Le déclin du rêve américain a souvent été cité ces derniers mois comme l’un des principaux facteurs pour expliquer la montée du populisme aux États-Unis et le vote en faveur de Donald Trump. L’idée selon laquelle n’importe quelle personne peut devenir prospère grâce à son travail, son courage et sa détermination a baigné des générations d’Américains qui aspiraient à rejoindre la classe moyenne. Mais ces dernières années, cette espérance s’est peu à peu évaporée laissant le sentiment à une partie de plus en plus large de la population que leur vie serait moins confortable que celle de leurs parents. La difficulté jusqu’à présent consistait à mesurer l’ampleur du phénomène avec des chiffres suffisamment représentatifs et fiables. Une nouvelle étude, dirigée par Raj Chetty, chercheur à l’université de Stanford (Californie) et publiée le 28 avril dans la revue Science apporte une contribution essentielle pour étayer le phénomène.

Intitulée : « Le déclin du rêve américain : tendances de la mobilité du revenu absolu depuis 1940 » cette étude montre que les chances pour les individus nés dans les années 1980 de mieux gagner leur vie que leurs parents ont considérablement chuté par rapport à la génération des années 1940. Pour les Américains nés aux alentours de la seconde guerre mondiale, la probabilité d’avoir des revenus supérieurs à ceux de ses parents était de 92 %. Quarante ans plus tard, les chances ne sont plus que de 50 %. « La part des enfants qui gagne plus que leurs parents a chuté sur l’ensemble de l’échelle des revenus avec le déclin le plus important pour les familles appartenant à la classe moyenne », explique M. Chetty.

Approche novatrice des chercheurs

Pour arriver à ces conclusions spectaculaires, l’équipe de chercheurs a adopté une approche novatrice en combinant à la fois les données du recensement américain et les données de l’administration fiscale, tout en intégrant la variable de l’inflation.
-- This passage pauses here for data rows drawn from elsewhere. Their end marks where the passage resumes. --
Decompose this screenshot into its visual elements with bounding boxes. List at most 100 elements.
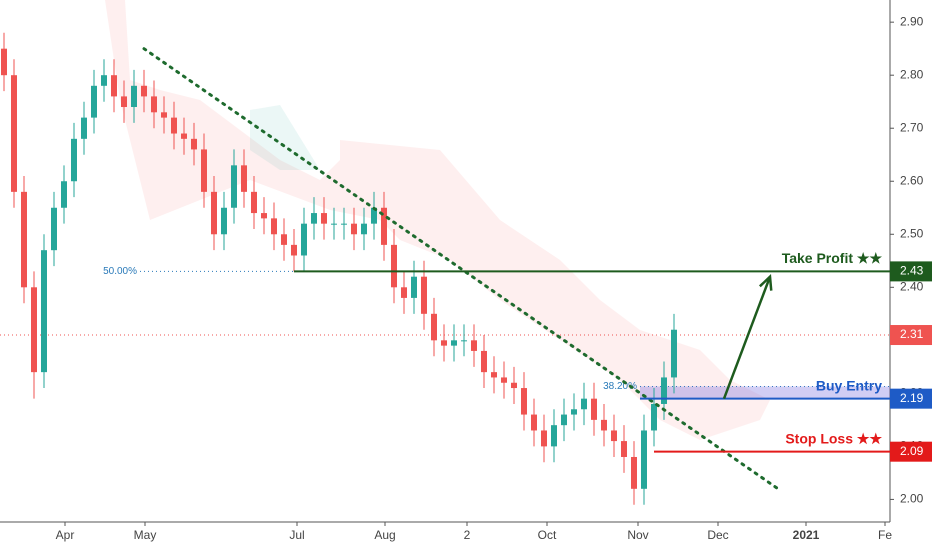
candle-body [51,207,57,251]
candle-body [261,213,267,219]
candle-body [201,149,207,192]
candle-body [641,430,647,489]
level-name: Take Profit ★★ [782,250,883,266]
candle-body [161,112,167,118]
candle-body [301,223,307,256]
cloud [105,0,770,440]
price-tag [890,388,932,409]
candle-body [1,48,7,76]
price-tag [890,261,932,282]
candle-body [371,207,377,224]
candle-body [31,287,37,373]
x-tick-label: 2021 [793,528,820,542]
price-tag-label: 2.19 [900,391,924,405]
candle-body [601,419,607,431]
candle-body [381,207,387,245]
cloud [250,105,320,170]
candle-body [491,372,497,378]
candle-body [271,218,277,235]
candle-body [121,96,127,108]
price-tag-label: 2.31 [900,327,924,341]
level-name: Stop Loss ★★ [785,430,882,446]
candle-body [471,340,477,351]
candle-body [191,138,197,150]
x-tick-label: Fe [878,528,892,542]
x-tick-label: May [134,528,157,542]
x-tick-label: Oct [538,528,557,542]
candle-body [511,382,517,389]
candle-body [541,430,547,447]
x-tick-label: 2 [464,528,471,542]
candle-body [591,398,597,420]
y-tick-label: 2.40 [900,279,924,293]
candle-body [451,340,457,346]
candle-body [231,165,237,208]
candle-body [181,133,187,139]
fib-label: 50.00% [103,266,137,277]
candle-body [581,398,587,410]
candle-body [551,425,557,447]
candle-body [321,213,327,224]
entry-zone [640,386,890,399]
candle-body [501,377,507,383]
candle-body [391,244,397,288]
x-tick-label: Apr [56,528,75,542]
arrow-head [758,274,773,291]
candle-body [141,85,147,97]
candle-body [531,414,537,431]
candle-body [311,213,317,224]
candle-body [661,377,667,404]
candle-body [21,191,27,288]
candle-body [411,276,417,298]
candle-body [621,441,627,457]
x-tick-label: Nov [627,528,648,542]
candle-body [171,117,177,134]
candle-body [111,75,117,97]
candle-body [291,244,297,256]
candle-body [611,430,617,442]
trendline [142,47,780,491]
candle-body [211,191,217,235]
x-tick-label: Jul [289,528,304,542]
price-tag-label: 2.43 [900,264,924,278]
candle-body [71,138,77,182]
candle-body [281,234,287,245]
fib-label: 38.20% [603,381,637,392]
y-tick-label: 2.70 [900,120,924,134]
candle-body [441,340,447,346]
y-tick-label: 2.80 [900,67,924,81]
y-tick-label: 2.00 [900,492,924,506]
candle-body [131,85,137,108]
x-tick-label: Aug [374,528,395,542]
candle-body [431,313,437,341]
candle-body [461,340,467,342]
candle-body [11,75,17,192]
candle-body [221,207,227,235]
candle-body [521,388,527,415]
candle-body [651,403,657,431]
y-tick-label: 2.60 [900,173,924,187]
candle-body [331,223,337,225]
candle-body [481,350,487,373]
price-tag [890,325,932,346]
candle-body [401,287,407,298]
candle-body [251,191,257,214]
candle-body [81,117,87,139]
candle-body [101,75,107,86]
candle-body [151,96,157,113]
candle-body [631,456,637,489]
y-tick-label: 2.90 [900,14,924,28]
x-tick-label: Dec [707,528,728,542]
candle-body [41,250,47,373]
candle-body [341,223,347,225]
y-tick-label: 2.50 [900,226,924,240]
level-name: Buy Entry [816,377,882,393]
arrow [722,276,772,400]
candle-body [571,409,577,415]
candle-body [671,329,677,378]
candle-body [351,223,357,235]
candle-body [241,165,247,192]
Cette méthode a permis non seulement de mettre en évidence la chute drastique de la probabilité d’atteindre un niveau de vie supérieur à la génération précédente, mais elle met également en lumière des disparités régionales significatives. Ainsi, c’est dans les États du Midwest comme l’Indiana et l’Illinois que ce que l’étude appelle la « mobilité sociale ascendante » a le plus chuté. C’est également cette région industrielle de la « Rust Belt » (la ceinture rouillée) qui a permis de faire basculer l’élection présidentielle américaine en faveur de M.Trump. En revanche, la côte nord-est des États-Unis, dans des États comme le Massachusetts ou New York, le phénomène a pris beaucoup moins d’ampleur. C’est aussi le cas dans un Etat rural et peu peuplé comme le Montana.
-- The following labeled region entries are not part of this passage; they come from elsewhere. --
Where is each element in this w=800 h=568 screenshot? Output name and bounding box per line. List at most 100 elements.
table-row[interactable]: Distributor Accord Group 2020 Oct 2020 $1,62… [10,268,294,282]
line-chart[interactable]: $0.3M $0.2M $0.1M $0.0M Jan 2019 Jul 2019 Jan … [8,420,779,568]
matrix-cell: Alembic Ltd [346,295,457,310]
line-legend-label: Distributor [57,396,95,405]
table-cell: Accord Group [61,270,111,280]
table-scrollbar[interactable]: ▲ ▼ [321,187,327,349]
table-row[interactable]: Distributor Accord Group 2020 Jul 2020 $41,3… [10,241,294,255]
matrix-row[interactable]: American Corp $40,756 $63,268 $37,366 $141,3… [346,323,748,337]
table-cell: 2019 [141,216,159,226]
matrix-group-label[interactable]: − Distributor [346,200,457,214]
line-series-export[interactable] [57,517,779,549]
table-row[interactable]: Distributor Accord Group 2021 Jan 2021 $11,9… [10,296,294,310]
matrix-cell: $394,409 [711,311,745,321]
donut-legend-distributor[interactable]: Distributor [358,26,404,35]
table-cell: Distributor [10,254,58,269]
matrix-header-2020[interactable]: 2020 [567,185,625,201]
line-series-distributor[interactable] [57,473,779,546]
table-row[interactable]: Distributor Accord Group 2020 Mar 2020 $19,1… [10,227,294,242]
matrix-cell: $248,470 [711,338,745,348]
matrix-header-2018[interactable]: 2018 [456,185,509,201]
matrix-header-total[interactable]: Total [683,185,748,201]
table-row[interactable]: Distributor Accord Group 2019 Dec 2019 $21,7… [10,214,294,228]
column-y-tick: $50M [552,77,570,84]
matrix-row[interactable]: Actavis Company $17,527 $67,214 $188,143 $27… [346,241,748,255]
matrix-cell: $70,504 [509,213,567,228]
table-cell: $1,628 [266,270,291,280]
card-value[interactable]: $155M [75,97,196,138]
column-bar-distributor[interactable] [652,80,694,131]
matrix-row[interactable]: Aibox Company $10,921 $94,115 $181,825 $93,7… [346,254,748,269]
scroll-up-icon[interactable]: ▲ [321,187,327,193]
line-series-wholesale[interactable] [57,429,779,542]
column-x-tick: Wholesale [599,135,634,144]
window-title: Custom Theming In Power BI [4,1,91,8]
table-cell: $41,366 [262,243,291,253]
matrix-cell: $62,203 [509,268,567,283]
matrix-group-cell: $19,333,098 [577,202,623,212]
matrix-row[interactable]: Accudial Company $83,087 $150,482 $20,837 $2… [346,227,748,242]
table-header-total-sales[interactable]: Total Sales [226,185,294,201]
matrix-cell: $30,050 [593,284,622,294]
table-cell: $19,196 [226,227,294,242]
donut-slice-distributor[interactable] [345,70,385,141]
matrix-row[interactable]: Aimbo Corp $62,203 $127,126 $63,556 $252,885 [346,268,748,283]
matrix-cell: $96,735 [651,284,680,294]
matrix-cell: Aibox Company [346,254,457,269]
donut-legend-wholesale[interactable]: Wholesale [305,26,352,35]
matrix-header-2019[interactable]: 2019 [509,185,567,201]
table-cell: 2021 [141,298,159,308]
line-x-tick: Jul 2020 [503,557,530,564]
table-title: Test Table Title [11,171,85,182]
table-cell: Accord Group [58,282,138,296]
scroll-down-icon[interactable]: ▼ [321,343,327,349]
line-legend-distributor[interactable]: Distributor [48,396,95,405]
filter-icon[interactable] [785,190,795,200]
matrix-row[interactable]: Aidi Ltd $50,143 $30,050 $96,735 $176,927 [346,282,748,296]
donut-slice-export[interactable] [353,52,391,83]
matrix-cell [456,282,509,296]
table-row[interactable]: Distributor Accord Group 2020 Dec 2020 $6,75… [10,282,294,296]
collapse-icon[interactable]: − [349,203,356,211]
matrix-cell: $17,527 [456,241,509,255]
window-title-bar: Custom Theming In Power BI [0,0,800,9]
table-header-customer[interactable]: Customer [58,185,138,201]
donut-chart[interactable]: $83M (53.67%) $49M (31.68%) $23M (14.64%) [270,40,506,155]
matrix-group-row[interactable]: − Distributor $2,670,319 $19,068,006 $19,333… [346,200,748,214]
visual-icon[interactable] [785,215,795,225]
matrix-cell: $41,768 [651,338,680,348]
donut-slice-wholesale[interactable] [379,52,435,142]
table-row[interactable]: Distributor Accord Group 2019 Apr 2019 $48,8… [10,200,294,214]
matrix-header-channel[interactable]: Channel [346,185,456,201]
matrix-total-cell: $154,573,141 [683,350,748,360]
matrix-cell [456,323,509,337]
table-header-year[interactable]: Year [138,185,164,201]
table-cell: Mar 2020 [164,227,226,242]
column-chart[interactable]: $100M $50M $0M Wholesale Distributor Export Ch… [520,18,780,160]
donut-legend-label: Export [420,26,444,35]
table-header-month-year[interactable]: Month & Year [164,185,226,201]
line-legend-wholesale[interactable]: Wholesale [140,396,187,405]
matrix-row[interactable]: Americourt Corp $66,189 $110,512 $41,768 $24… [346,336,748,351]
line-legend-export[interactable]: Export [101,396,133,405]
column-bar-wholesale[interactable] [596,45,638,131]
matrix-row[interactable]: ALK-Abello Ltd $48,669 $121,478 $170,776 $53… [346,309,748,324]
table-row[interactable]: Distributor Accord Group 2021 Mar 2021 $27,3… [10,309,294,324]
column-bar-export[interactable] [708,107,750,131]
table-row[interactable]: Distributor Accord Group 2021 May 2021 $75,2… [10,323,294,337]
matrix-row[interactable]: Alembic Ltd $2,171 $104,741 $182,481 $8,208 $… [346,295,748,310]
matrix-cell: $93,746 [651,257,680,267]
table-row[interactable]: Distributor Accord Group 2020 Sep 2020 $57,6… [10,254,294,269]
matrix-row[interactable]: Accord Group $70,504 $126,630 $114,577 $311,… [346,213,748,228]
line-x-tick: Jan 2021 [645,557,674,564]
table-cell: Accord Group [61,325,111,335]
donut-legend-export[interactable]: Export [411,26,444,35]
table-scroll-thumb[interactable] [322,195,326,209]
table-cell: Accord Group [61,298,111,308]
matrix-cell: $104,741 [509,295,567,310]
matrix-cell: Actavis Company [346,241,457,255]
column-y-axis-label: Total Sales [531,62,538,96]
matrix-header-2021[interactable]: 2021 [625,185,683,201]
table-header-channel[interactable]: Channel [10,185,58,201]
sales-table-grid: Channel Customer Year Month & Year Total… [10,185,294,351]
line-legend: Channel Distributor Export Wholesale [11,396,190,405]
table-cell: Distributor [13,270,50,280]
Alors que les chercheurs évoquent le ralentissement de la croissance économique pour expliquer la panne de l’ascenseur social, ils estiment que la montée des inégalités avec une redistribution de la richesse en faveur des plus aisés constitue probablement le principal moteur du déclin du rêve américain.
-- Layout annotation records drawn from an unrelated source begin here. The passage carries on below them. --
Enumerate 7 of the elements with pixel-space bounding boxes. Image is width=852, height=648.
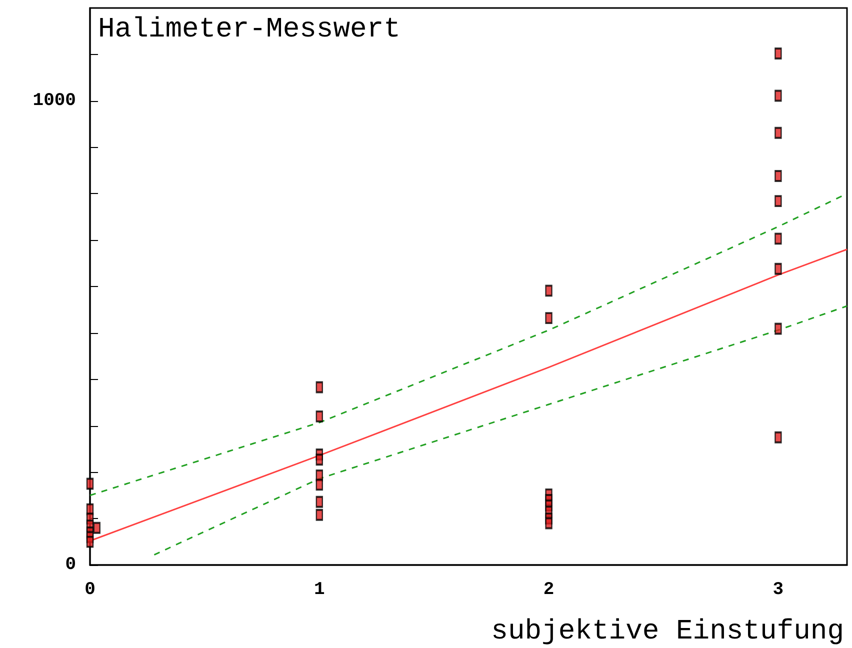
x-axis-title: subjektive Einstufung	[491, 616, 844, 648]
y-tick-label: 1000	[32, 90, 76, 111]
x-tick-label: 2	[543, 580, 554, 600]
y-axis-title: Halimeter-Messwert	[98, 14, 400, 46]
x-tick-label: 3	[772, 580, 784, 600]
x-tick-label: 0	[84, 580, 96, 600]
x-tick-label: 1	[314, 580, 325, 600]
Augmenter les revenus des classes moyennes et inférieures

En fin de compte, sans une modification importante de la répartition actuelle de la richesse, agir sur toute autre variable n’aurait qu’un effet modeste sur la capacité des individus à retrouver une mobilité sociale ascendante. « Selon nous, une croissance [du produit Intérieur Brut] est nécessaire mais pas suffisante pour restaurer une mobilité intergénérationnelle en termes de revenus », écrivent les chercheurs. « Des éléments de preuve suggèrent que pour augmenter la mobilité des revenus, les décideurs politiques devraient se concentrer sur l’augmentation des revenus des classes moyennes et inférieures », ajoutent-ils.

Des mesures comme l’augmentation du salaire minimum, la généralisation de la scolarisation en maternelle, un accès facilité aux universités publiques ou encore des incitations financières pour aider les familles avec enfants à quitter les quartiers pauvres afin de bénéficier de meilleures écoles pourraient contribuer à réduire les écarts de revenus et à relancer l’ascenseur social.